Piccarda spiega a Dante che le anime che risiedono in questo cielo sono quelle che, per costrizione, non hanno potuto mantenere i loro voti, ma accettano serenamente la loro condizione, perché la loro volontà è completamente sintonizzata con la volontà divina. La loro beatitudine non è diminuita dal fatto di risiedere nel cielo più basso, poiché la loro gioia è perfetta in relazione al loro stato di grazia.
Il Tema del Libero Arbitrio e della Volontà
Il dialogo con Piccarda introduce un tema centrale del canto: la questione del libero arbitrio e della volontà. Dante è incuriosito da come le anime possano essere beate nonostante la loro apparente “diminuzione” nella gerarchia paradisiaca. Piccarda risponde con una spiegazione che tocca uno dei principi fondamentali della teologia dantesca: l’adesione alla volontà divina è la vera fonte di beatitudine. Le anime del Paradiso, indipendentemente dal grado di gloria, sono completamente appagate perché la loro volontà è perfettamente allineata con quella di Dio. In altre parole, la giustizia divina è così perfetta che ogni anima riceve esattamente ciò che è più adatto alla sua condizione e questo la rende pienamente felice.
Il Caso di Costanza d’Altavilla
Piccarda, a conferma delle sue parole, introduce un’altra figura, quella di Costanza d’Altavilla, madre dell’imperatore Federico II, anche lei costretta a lasciare il convento per ragioni politiche.
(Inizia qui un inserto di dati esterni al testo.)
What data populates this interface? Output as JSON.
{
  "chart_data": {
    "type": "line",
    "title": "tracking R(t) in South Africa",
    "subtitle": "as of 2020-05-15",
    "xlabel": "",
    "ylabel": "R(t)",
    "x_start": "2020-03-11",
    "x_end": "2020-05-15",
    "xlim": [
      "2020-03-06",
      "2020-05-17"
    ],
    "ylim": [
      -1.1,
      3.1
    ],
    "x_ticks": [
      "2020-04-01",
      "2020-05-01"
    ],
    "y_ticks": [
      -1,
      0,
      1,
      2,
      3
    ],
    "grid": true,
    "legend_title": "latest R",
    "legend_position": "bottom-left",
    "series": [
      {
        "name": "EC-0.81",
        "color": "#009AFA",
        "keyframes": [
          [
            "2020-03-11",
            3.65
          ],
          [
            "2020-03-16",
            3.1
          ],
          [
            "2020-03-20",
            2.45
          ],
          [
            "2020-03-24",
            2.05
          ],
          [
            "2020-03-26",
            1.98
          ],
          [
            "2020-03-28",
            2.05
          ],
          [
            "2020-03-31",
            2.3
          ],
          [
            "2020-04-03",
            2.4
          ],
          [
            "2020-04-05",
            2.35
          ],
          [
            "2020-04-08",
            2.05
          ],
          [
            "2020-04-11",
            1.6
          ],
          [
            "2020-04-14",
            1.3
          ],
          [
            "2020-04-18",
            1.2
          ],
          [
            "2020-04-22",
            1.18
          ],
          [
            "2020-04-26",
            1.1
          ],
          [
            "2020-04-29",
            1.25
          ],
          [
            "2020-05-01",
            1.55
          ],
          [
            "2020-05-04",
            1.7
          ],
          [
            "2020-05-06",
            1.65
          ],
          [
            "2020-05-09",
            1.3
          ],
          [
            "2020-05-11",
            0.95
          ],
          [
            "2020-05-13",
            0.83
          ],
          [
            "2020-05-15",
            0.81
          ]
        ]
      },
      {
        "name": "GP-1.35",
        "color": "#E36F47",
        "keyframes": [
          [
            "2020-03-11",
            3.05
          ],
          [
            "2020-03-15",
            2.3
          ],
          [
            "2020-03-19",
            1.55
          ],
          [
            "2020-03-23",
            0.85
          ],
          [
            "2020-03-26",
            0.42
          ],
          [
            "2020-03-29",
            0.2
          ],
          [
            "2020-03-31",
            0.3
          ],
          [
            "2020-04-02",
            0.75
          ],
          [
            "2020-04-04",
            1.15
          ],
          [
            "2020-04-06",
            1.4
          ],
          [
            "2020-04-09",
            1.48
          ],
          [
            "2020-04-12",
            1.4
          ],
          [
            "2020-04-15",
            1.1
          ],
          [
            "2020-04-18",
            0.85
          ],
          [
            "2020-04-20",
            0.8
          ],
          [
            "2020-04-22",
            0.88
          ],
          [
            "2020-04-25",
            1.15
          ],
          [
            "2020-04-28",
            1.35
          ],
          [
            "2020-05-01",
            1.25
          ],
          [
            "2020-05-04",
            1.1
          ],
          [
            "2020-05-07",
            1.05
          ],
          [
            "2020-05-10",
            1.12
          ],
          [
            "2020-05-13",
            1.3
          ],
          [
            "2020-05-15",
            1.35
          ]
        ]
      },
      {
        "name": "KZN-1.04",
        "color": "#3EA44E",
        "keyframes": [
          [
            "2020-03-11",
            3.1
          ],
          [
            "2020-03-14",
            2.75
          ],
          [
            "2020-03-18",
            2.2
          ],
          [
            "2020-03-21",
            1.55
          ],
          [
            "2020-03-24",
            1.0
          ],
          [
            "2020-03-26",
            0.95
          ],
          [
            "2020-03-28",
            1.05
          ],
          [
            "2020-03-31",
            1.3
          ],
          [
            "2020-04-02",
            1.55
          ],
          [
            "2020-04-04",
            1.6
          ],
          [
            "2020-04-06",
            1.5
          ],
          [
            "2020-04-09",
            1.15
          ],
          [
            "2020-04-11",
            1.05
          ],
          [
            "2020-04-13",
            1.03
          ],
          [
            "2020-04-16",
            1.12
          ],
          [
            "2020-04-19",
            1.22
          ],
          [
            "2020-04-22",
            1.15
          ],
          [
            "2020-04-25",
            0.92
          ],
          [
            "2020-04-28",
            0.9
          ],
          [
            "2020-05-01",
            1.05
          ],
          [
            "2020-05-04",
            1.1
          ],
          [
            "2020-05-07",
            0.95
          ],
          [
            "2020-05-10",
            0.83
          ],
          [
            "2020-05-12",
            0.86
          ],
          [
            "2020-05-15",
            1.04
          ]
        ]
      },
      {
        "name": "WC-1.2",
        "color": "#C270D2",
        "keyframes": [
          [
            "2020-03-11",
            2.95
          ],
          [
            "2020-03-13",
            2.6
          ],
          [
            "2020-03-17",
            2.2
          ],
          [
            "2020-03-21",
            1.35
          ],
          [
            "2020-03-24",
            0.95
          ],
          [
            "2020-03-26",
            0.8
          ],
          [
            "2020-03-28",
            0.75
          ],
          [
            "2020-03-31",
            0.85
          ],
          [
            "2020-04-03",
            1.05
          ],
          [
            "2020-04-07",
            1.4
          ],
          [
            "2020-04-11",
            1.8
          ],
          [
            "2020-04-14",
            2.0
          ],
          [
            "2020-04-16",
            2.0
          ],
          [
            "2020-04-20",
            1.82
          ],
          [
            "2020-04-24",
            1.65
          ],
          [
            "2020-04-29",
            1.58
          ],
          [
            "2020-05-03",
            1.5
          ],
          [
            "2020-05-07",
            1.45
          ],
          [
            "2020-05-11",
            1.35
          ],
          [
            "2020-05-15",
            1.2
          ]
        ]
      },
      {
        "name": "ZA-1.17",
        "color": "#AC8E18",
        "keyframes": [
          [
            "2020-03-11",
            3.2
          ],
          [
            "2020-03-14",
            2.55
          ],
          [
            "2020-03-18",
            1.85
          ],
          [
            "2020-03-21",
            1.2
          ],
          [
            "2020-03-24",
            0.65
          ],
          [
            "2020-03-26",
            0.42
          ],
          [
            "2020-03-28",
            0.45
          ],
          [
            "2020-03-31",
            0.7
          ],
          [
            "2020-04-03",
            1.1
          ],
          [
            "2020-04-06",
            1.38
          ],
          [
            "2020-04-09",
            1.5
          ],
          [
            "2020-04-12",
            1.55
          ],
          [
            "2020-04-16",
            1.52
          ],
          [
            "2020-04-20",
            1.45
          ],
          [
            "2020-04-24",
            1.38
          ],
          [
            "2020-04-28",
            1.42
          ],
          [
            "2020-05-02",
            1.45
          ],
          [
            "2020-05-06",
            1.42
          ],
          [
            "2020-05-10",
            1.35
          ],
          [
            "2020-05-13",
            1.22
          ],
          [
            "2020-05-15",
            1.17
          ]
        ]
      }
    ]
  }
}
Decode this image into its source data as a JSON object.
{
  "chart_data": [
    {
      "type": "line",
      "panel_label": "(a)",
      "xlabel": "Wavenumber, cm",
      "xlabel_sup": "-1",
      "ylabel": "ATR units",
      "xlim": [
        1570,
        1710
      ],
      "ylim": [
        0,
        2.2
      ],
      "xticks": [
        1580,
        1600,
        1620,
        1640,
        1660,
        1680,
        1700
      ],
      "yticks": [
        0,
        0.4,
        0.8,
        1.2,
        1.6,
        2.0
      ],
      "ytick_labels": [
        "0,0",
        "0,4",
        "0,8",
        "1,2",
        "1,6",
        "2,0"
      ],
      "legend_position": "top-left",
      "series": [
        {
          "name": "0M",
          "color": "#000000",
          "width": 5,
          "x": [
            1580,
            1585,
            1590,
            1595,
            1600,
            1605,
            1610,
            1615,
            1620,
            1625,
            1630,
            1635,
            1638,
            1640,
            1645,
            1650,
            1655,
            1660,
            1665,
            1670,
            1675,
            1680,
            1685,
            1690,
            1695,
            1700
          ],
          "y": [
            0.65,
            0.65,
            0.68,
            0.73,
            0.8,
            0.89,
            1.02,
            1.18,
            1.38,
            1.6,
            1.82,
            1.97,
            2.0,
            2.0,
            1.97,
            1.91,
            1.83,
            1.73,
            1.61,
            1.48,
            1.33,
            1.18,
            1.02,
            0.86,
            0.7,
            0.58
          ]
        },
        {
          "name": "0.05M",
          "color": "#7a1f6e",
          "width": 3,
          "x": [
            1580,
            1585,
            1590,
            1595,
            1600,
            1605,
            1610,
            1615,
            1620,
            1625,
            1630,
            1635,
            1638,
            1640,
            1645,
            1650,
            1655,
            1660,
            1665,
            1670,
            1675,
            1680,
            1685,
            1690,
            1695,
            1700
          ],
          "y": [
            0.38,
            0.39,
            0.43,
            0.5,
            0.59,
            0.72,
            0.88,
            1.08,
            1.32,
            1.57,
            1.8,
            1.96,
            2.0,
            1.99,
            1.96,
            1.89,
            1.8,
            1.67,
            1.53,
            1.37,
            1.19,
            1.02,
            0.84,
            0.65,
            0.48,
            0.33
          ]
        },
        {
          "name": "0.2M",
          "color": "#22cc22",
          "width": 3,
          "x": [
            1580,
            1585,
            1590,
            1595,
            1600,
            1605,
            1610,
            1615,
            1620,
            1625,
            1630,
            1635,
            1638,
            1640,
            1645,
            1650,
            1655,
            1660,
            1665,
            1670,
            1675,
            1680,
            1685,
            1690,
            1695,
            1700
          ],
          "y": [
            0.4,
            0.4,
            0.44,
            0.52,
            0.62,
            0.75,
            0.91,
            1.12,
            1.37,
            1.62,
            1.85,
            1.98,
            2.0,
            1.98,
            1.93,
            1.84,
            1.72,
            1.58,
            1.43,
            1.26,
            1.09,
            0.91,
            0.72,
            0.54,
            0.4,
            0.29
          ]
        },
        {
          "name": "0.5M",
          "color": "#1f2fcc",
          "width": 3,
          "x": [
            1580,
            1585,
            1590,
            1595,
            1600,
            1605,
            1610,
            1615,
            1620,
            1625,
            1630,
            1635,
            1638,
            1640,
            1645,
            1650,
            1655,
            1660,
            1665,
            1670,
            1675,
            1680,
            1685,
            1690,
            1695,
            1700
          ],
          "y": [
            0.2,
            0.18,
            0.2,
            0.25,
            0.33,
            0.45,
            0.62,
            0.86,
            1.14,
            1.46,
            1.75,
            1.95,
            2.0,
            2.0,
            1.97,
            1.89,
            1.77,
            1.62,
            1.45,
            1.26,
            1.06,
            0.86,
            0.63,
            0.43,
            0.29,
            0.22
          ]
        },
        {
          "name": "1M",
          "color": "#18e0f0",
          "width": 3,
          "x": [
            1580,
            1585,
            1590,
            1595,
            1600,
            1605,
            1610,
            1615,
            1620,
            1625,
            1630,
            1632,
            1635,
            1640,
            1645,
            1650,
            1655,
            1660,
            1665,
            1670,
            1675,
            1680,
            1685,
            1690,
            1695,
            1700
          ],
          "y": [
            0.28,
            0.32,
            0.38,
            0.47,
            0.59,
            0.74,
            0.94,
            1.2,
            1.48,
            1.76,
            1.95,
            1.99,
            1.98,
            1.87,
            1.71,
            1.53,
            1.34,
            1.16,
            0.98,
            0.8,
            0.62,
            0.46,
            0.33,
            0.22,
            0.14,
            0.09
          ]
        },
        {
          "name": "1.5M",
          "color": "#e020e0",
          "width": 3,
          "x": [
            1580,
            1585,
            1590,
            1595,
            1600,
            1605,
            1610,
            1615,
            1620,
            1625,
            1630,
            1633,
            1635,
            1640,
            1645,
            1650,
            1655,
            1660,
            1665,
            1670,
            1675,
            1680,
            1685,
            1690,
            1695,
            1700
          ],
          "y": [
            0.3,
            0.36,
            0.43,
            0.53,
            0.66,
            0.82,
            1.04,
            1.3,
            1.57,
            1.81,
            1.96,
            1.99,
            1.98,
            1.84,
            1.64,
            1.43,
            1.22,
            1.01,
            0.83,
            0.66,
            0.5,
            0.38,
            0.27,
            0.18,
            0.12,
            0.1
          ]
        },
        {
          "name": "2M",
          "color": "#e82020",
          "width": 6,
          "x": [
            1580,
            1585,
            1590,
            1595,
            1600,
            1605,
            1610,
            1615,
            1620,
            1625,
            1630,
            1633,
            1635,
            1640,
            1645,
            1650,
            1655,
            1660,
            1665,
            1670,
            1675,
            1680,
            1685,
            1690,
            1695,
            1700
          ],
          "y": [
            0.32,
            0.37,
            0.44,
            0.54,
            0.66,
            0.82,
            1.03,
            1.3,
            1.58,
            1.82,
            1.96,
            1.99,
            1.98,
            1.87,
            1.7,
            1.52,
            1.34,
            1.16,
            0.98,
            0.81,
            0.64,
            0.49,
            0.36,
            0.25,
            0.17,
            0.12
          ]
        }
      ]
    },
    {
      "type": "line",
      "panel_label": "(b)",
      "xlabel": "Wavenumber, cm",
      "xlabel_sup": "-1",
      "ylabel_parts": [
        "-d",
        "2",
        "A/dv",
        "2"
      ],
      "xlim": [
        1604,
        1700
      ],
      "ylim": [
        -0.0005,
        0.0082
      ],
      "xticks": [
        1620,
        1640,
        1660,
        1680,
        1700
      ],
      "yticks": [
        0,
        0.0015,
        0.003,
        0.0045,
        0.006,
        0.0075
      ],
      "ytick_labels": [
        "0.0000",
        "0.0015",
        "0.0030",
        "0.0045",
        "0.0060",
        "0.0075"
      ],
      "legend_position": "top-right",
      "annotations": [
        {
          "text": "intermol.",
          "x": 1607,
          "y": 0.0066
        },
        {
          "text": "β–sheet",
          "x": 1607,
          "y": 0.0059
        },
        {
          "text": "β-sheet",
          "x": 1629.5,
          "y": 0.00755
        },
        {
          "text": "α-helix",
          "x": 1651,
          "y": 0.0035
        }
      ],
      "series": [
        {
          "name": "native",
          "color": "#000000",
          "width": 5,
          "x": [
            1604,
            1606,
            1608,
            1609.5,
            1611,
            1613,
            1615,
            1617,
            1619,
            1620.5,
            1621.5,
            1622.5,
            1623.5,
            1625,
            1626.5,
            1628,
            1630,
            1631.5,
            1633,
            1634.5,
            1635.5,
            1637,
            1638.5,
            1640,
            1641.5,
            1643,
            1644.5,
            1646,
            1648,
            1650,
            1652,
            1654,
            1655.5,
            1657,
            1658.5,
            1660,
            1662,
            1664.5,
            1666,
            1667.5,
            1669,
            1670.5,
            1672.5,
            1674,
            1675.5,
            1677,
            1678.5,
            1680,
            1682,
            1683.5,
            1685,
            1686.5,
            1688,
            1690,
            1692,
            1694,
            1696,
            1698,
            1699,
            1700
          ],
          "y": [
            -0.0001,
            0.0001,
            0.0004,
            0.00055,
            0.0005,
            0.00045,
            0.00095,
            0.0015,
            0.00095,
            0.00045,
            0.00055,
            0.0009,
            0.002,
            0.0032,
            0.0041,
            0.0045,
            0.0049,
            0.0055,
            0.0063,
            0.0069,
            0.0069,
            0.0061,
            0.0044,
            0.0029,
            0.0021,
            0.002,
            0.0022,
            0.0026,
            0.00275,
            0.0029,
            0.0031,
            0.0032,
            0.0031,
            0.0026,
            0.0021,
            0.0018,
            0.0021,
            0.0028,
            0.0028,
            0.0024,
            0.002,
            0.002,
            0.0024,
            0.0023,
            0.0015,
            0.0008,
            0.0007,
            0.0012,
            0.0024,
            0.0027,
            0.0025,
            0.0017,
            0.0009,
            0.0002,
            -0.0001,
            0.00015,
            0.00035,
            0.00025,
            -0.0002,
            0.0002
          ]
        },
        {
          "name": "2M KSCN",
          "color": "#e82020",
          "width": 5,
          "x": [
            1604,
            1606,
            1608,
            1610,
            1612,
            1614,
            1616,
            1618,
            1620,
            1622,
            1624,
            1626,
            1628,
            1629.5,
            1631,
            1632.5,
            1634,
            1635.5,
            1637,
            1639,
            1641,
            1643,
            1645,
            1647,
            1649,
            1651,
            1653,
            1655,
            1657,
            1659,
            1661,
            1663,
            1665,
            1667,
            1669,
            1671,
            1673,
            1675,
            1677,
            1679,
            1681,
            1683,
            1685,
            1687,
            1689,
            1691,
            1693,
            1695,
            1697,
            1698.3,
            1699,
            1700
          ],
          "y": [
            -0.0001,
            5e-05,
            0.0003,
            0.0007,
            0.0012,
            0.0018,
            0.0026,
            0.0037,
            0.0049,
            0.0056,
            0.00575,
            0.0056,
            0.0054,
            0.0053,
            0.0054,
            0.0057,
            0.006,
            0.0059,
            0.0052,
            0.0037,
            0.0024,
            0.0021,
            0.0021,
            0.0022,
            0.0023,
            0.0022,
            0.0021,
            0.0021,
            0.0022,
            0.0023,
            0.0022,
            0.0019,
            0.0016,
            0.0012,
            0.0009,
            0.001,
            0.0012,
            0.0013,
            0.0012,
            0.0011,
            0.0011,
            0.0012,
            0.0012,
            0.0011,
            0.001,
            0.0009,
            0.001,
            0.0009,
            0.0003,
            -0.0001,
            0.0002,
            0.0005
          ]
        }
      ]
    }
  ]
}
Questo esempio rafforza l’idea che le circostanze esterne possono influire sulla vita di una persona, ma non sulla sua capacità di essere in armonia con la volontà divina. Dante, attraverso la figura di Costanza, continua a esplorare l’interazione tra destino e volontà, interrogandosi sul significato del sacrificio e della rinuncia.
Beatrice e l’Ordine Divino
Alla fine del canto, Beatrice fornisce ulteriori chiarimenti a Dante, spiegando che l’intero Paradiso è organizzato secondo un ordine divino in cui ogni anima trova la propria giusta collocazione. Il libero arbitrio gioca un ruolo essenziale nella salvezza, ma è sempre subordinato alla grazia divina, che conduce le anime alla loro perfetta realizzazione. Beatrice sottolinea come la giustizia divina sia assolutamente inappellabile e come ogni anima accetti il proprio stato con gioia e serenità, poiché ogni desiderio è appagato nella contemplazione di Dio.
Significato e Simbolismo
Il terzo canto del Paradiso affronta dunque temi complessi come la relazione tra libero arbitrio e destino, la giustizia divina, e la perfetta beatitudine delle anime, anche in circostanze apparentemente “meno favorevoli”. Dante, attraverso il dialogo con Piccarda e Beatrice, propone una visione teologica in cui la felicità eterna non dipende dalle condizioni esterne o dal rango celeste, ma dall’adesione completa alla volontà divina. Questo canto offre una riflessione profonda sulla natura della felicità e della giustizia nel contesto della visione dantesca dell’aldilà, dove ogni anima, nonostante il diverso grado di gloria, vive nella pienezza della beatitudine.
In sintesi, il terzo canto del Paradiso non solo introduce Dante e il lettore alle prime anime beate del suo viaggio celeste, ma pone anche le basi per una comprensione più profonda del concetto di felicità eterna, in cui la volontà umana, quando perfettamente allineata con quella divina, trova la sua realizzazione completa.